Today, Matthew reminds us that his Gospel is the greatest love song.  From its very beginning, Matthew embraced pain and suffering.  It sighed and it ached.  It co-mingled with the darker regions of this world and because it did, we are convinced of the love which it reveals. 

It also reminds us that we live in a sinful world.  And even at Christmas, with the promise of peace and hope in our hearts, that sinfulness is still present.  That sinfulness was personified in the first Christmas story by Herod.  There are still so many Herods in our world: Bashar Al-Assad,
Kim Jong-un, Nicolás Maduro and many more.

So even today, as we continue singing “Joy to the World” we read about children dying senselessly, and mothers weeping uncontrollably.  And there are so many tragic stories, along with the verses in the Bible that are too painful to read.  These verses have come to be known as “texts of terror.”  Ironically, this text reminds us why Jesus came. 

The story of the birth of this baby who Herod tried to kill reminds us that we need Jesus.  We cannot save ourselves.  We cannot save our world.  We need a savior.  Only God can save us.  We need Jesus because in Jesus, God was giving Himself or Herself to us. 

The Point of Christmas is that God understands us.  Christmas story tells us that God identifies with our problems, sorrows, hopes, frustrations and joys.  God knows us not because God made us, not because God is all-knowing, but because God became one of us.  God became a human being.  Incarnation.  Immanuel.  God with us.  Jesus.  And this is the Good News!

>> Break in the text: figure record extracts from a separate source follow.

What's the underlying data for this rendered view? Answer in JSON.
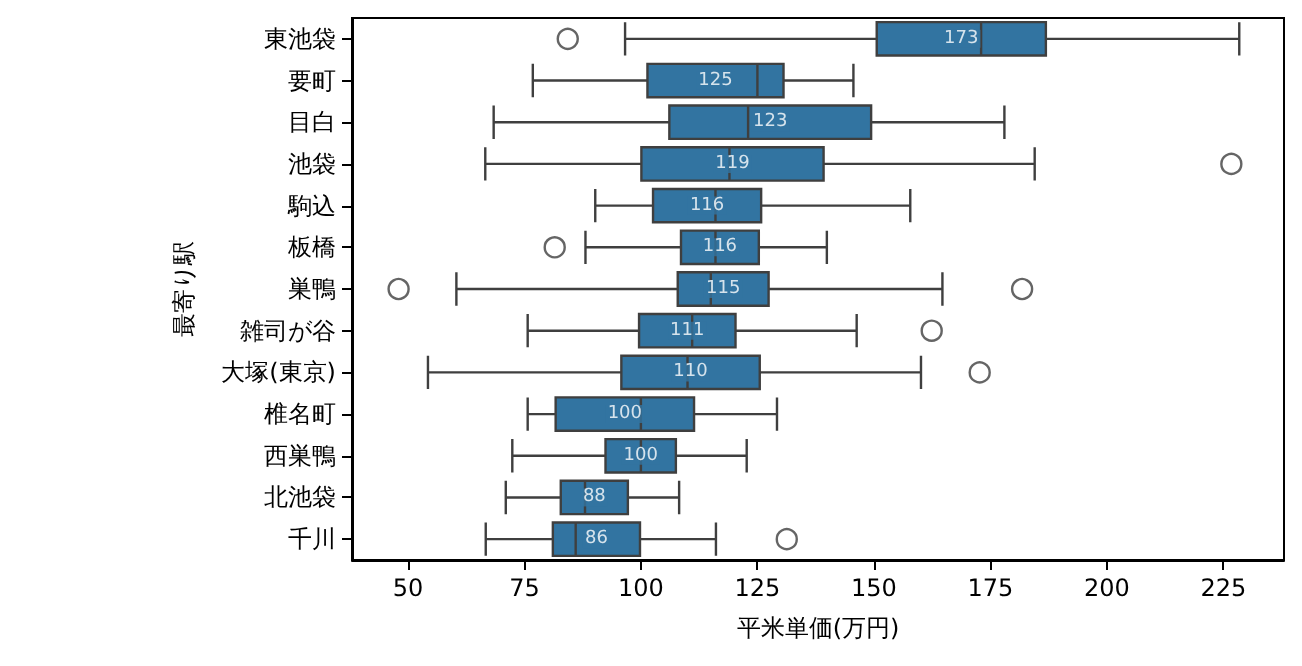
{
  "chart_data": {
    "type": "box",
    "orientation": "horizontal",
    "xlabel": "平米単価(万円)",
    "ylabel": "最寄り駅",
    "categories": [
      "東池袋",
      "要町",
      "目白",
      "池袋",
      "駒込",
      "板橋",
      "巣鴨",
      "雑司が谷",
      "大塚(東京)",
      "椎名町",
      "西巣鴨",
      "北池袋",
      "千川"
    ],
    "color": "#3274a1",
    "grid": false,
    "marker": "circle",
    "value_labels": [
      "173",
      "125",
      "123",
      "119",
      "116",
      "116",
      "115",
      "111",
      "110",
      "100",
      "100",
      "88",
      "86"
    ],
    "xlim": [
      38,
      238
    ],
    "xticks": [
      50,
      75,
      100,
      125,
      150,
      175,
      200,
      225
    ],
    "boxes": [
      {
        "low": 96.6,
        "q1": 150.6,
        "median": 173,
        "q3": 186.9,
        "high": 228.4,
        "outliers": [
          84.3
        ]
      },
      {
        "low": 76.8,
        "q1": 101.4,
        "median": 125,
        "q3": 130.6,
        "high": 145.6
      },
      {
        "low": 68.4,
        "q1": 106.1,
        "median": 123,
        "q3": 149.4,
        "high": 178.0
      },
      {
        "low": 66.6,
        "q1": 100.1,
        "median": 119,
        "q3": 139.2,
        "high": 184.5,
        "outliers": [
          226.7
        ]
      },
      {
        "low": 90.2,
        "q1": 102.6,
        "median": 116,
        "q3": 125.8,
        "high": 157.8
      },
      {
        "low": 88.1,
        "q1": 108.6,
        "median": 116,
        "q3": 125.3,
        "high": 139.9,
        "outliers": [
          81.5
        ]
      },
      {
        "low": 60.4,
        "q1": 107.9,
        "median": 115,
        "q3": 127.4,
        "high": 164.7,
        "outliers": [
          48.0,
          181.8
        ]
      },
      {
        "low": 75.7,
        "q1": 99.6,
        "median": 111,
        "q3": 120.3,
        "high": 146.3,
        "outliers": [
          162.4
        ]
      },
      {
        "low": 54.3,
        "q1": 95.8,
        "median": 110,
        "q3": 125.5,
        "high": 160.1,
        "outliers": [
          172.7
        ]
      },
      {
        "low": 75.7,
        "q1": 81.7,
        "median": 100,
        "q3": 111.4,
        "high": 129.2
      },
      {
        "low": 72.4,
        "q1": 92.4,
        "median": 100,
        "q3": 107.5,
        "high": 122.7
      },
      {
        "low": 71.0,
        "q1": 82.8,
        "median": 88,
        "q3": 97.2,
        "high": 108.2
      },
      {
        "low": 66.7,
        "q1": 81.1,
        "median": 86,
        "q3": 99.8,
        "high": 116.1,
        "outliers": [
          131.3
        ]
      }
    ]
  }
}
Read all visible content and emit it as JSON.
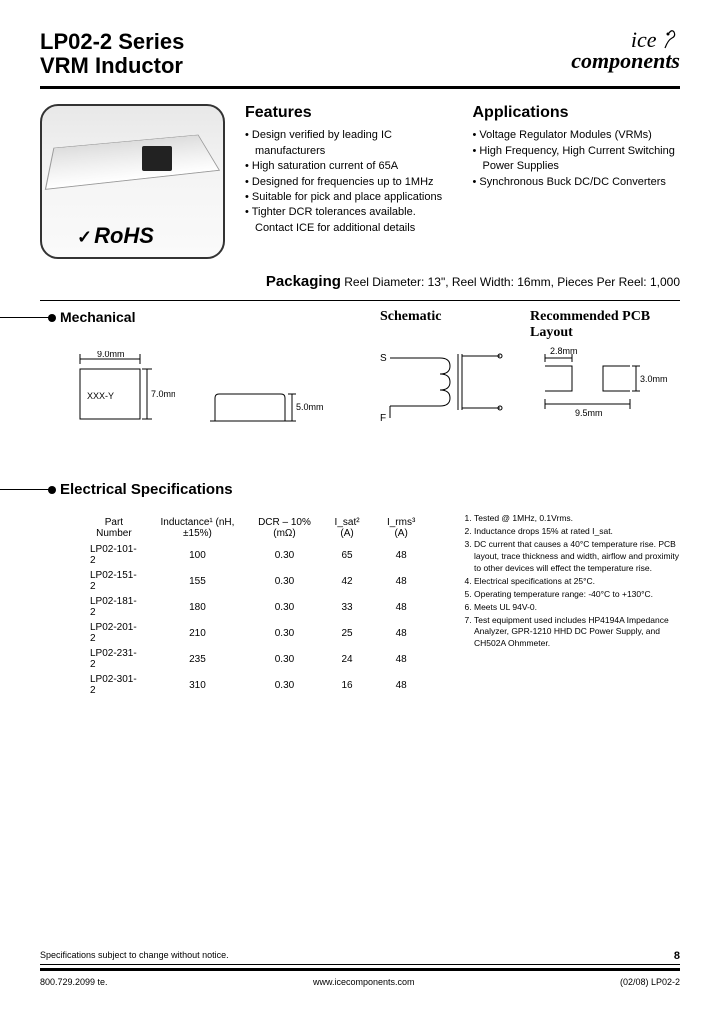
{
  "header": {
    "title_line1": "LP02-2 Series",
    "title_line2": "VRM  Inductor",
    "logo_top": "ice",
    "logo_bottom": "components"
  },
  "rohs_label": "RoHS",
  "features": {
    "heading": "Features",
    "items": [
      "Design verified by leading IC manufacturers",
      "High saturation current of 65A",
      "Designed for frequencies up to 1MHz",
      "Suitable for pick and place applications",
      "Tighter DCR tolerances available. Contact ICE for additional details"
    ]
  },
  "applications": {
    "heading": "Applications",
    "items": [
      "Voltage Regulator Modules (VRMs)",
      "High Frequency, High Current Switching Power Supplies",
      "Synchronous Buck DC/DC Converters"
    ]
  },
  "packaging": {
    "label": "Packaging",
    "text": "Reel Diameter: 13\", Reel Width: 16mm, Pieces Per Reel: 1,000"
  },
  "mech": {
    "heading": "Mechanical",
    "schematic": "Schematic",
    "pcb": "Recommended PCB Layout",
    "dim_w": "9.0mm",
    "dim_h": "7.0mm",
    "dim_t": "5.0mm",
    "dim_pad_w": "2.8mm",
    "dim_pad_h": "3.0mm",
    "dim_span": "9.5mm",
    "label_xxx": "XXX-Y",
    "sch_s": "S",
    "sch_f": "F"
  },
  "electrical": {
    "heading": "Electrical Specifications",
    "columns": [
      "Part Number",
      "Inductance¹ (nH, ±15%)",
      "DCR – 10% (mΩ)",
      "I_sat² (A)",
      "I_rms³ (A)"
    ],
    "rows": [
      [
        "LP02-101-2",
        "100",
        "0.30",
        "65",
        "48"
      ],
      [
        "LP02-151-2",
        "155",
        "0.30",
        "42",
        "48"
      ],
      [
        "LP02-181-2",
        "180",
        "0.30",
        "33",
        "48"
      ],
      [
        "LP02-201-2",
        "210",
        "0.30",
        "25",
        "48"
      ],
      [
        "LP02-231-2",
        "235",
        "0.30",
        "24",
        "48"
      ],
      [
        "LP02-301-2",
        "310",
        "0.30",
        "16",
        "48"
      ]
    ],
    "notes": [
      "Tested @ 1MHz, 0.1Vrms.",
      "Inductance drops 15% at rated I_sat.",
      "DC current that causes a 40°C temperature rise. PCB layout, trace thickness and width, airflow and proximity to other devices will effect the temperature rise.",
      "Electrical specifications at 25°C.",
      "Operating temperature range: -40°C to +130°C.",
      "Meets UL 94V-0.",
      "Test equipment used includes HP4194A Impedance Analyzer, GPR-1210 HHD DC Power Supply, and CH502A Ohmmeter."
    ]
  },
  "footer": {
    "disclaimer": "Specifications subject to change without notice.",
    "page": "8",
    "phone": "800.729.2099 te.",
    "url": "www.icecomponents.com",
    "doc": "(02/08) LP02-2"
  }
}
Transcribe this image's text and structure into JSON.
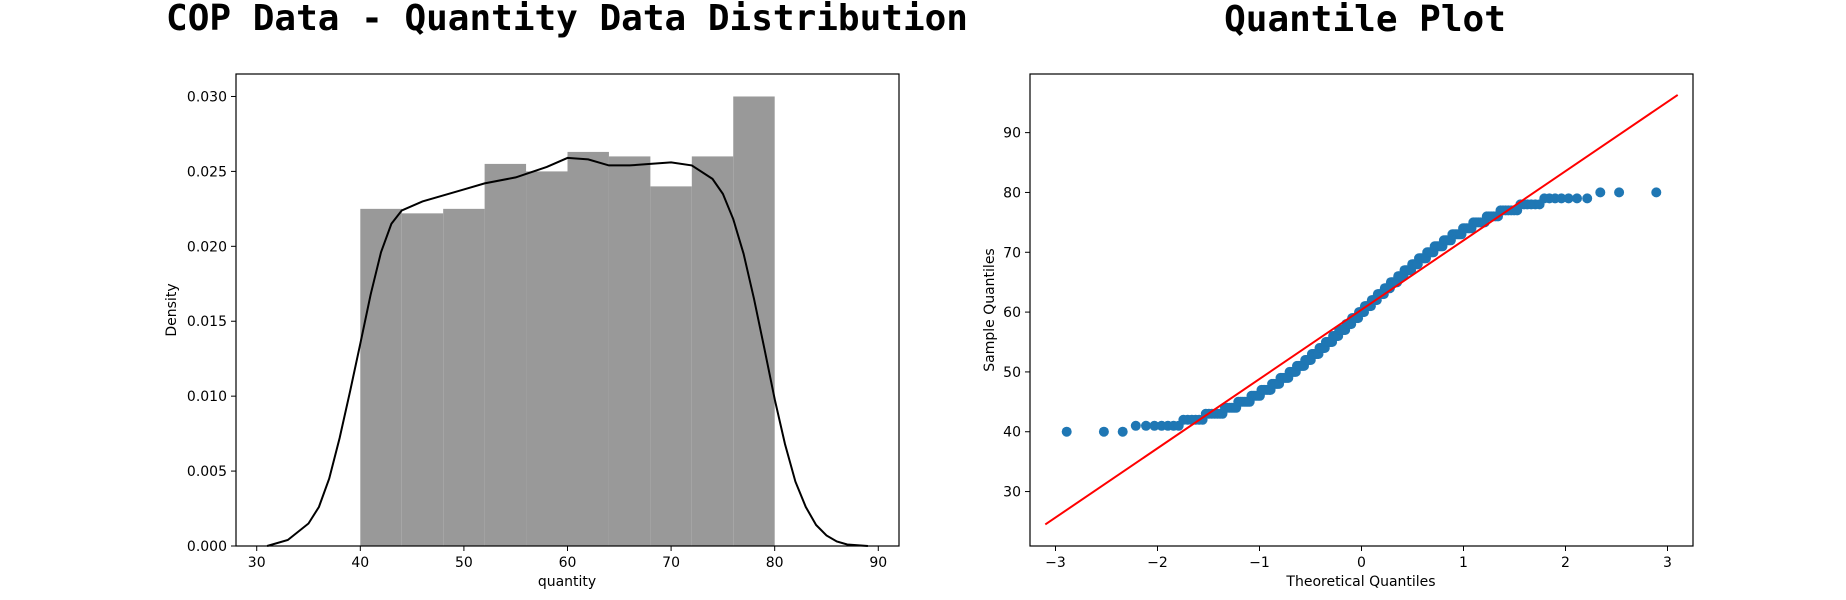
{
  "chart_data": [
    {
      "type": "bar",
      "title": "COP Data - Quantity Data Distribution",
      "xlabel": "quantity",
      "ylabel": "Density",
      "xlim": [
        28,
        92
      ],
      "ylim": [
        0,
        0.0315
      ],
      "xticks": [
        30,
        40,
        50,
        60,
        70,
        80,
        90
      ],
      "yticks": [
        0.0,
        0.005,
        0.01,
        0.015,
        0.02,
        0.025,
        0.03
      ],
      "bins": [
        {
          "x0": 40,
          "x1": 44,
          "density": 0.0225
        },
        {
          "x0": 44,
          "x1": 48,
          "density": 0.0222
        },
        {
          "x0": 48,
          "x1": 52,
          "density": 0.0225
        },
        {
          "x0": 52,
          "x1": 56,
          "density": 0.0255
        },
        {
          "x0": 56,
          "x1": 60,
          "density": 0.025
        },
        {
          "x0": 60,
          "x1": 64,
          "density": 0.0263
        },
        {
          "x0": 64,
          "x1": 68,
          "density": 0.026
        },
        {
          "x0": 68,
          "x1": 72,
          "density": 0.024
        },
        {
          "x0": 72,
          "x1": 76,
          "density": 0.026
        },
        {
          "x0": 76,
          "x1": 80,
          "density": 0.03
        }
      ],
      "kde": {
        "x": [
          31,
          33,
          35,
          36,
          37,
          38,
          39,
          40,
          41,
          42,
          43,
          44,
          46,
          48,
          50,
          52,
          55,
          58,
          60,
          62,
          64,
          66,
          68,
          70,
          72,
          74,
          75,
          76,
          77,
          78,
          79,
          80,
          81,
          82,
          83,
          84,
          85,
          86,
          87,
          89
        ],
        "y": [
          0.0,
          0.0004,
          0.0015,
          0.0026,
          0.0045,
          0.0072,
          0.0103,
          0.0135,
          0.0168,
          0.0196,
          0.0215,
          0.0224,
          0.023,
          0.0234,
          0.0238,
          0.0242,
          0.0246,
          0.0253,
          0.0259,
          0.0258,
          0.0254,
          0.0254,
          0.0255,
          0.0256,
          0.0254,
          0.0245,
          0.0235,
          0.0218,
          0.0195,
          0.0165,
          0.0132,
          0.0098,
          0.0068,
          0.0043,
          0.0026,
          0.0014,
          0.0007,
          0.0003,
          0.0001,
          0.0
        ]
      },
      "colors": {
        "bars": "#999999",
        "kde": "#000000"
      }
    },
    {
      "type": "scatter",
      "title": "Quantile Plot",
      "xlabel": "Theoretical Quantiles",
      "ylabel": "Sample Quantiles",
      "xlim": [
        -3.25,
        3.25
      ],
      "ylim": [
        20.9,
        99.8
      ],
      "xticks": [
        -3,
        -2,
        -1,
        0,
        1,
        2,
        3
      ],
      "yticks": [
        30,
        40,
        50,
        60,
        70,
        80,
        90
      ],
      "reference_line": {
        "x": [
          -3.1,
          3.1
        ],
        "y": [
          24.5,
          96.3
        ]
      },
      "n_points": 260,
      "colors": {
        "points": "#1f77b4",
        "line": "#ff0000"
      }
    }
  ]
}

We need the Hope only He can bring.  We need the Forgiveness that only He can offer.  We need the Unconditional Love that only He can share.  We need the Eternal Life that only He can give.  We need the Redemption that only He can promise.  We need Jesus.  Immanuel.

And that was the greatest act of love ever shown.  No one, not even Herod (they called) the Great, could stop. 

Make sure you look up and see the star as you continue your journey.  Make sure you make that trip to Bethlehem and peer into that stable.  Don’t be like Herod and miss the greatest gift ever given. 

Once we have found the Messiah, we cannot remain the same.  Every one who encountered the Christ child was changed by the meeting and dreamed new dreams.  You cannot continue on the same journey once you have found Jesus.  You must take a different road.  You cannot dream the same dream once you have found the baby in the barn.  You must dream a different dream.

For the Magi, “they returned home another way.”  For the shepherds, they were fearful but when they returned, they were “glorifying and praising God.”  For Mary and Joseph, they had to leave Bethlehem.

What will it be for you?

Let us pray…

Blessed Lord, into our darkness you have brought the Light of your love. You have given to us a reminder of the many ways in which you care for us and guide us. 
Lord, help us to see that the power of Christmas is not exhausted with the music and the lights and the gifts and the food, but grows as slowly as a baby, to become a living treasure, a reservoir of peace and love, to sustain us, not only through December and into the holidays, but each and every day of the days you grant to us.  Indeed, O Lord, bless us that we may see your presence with ever greater brightness and that we may ourselves become more and more like unto him whose birth we celebrate this season.  

We pray in the name of our Lord and Savior, Jesus Christ.  Amen.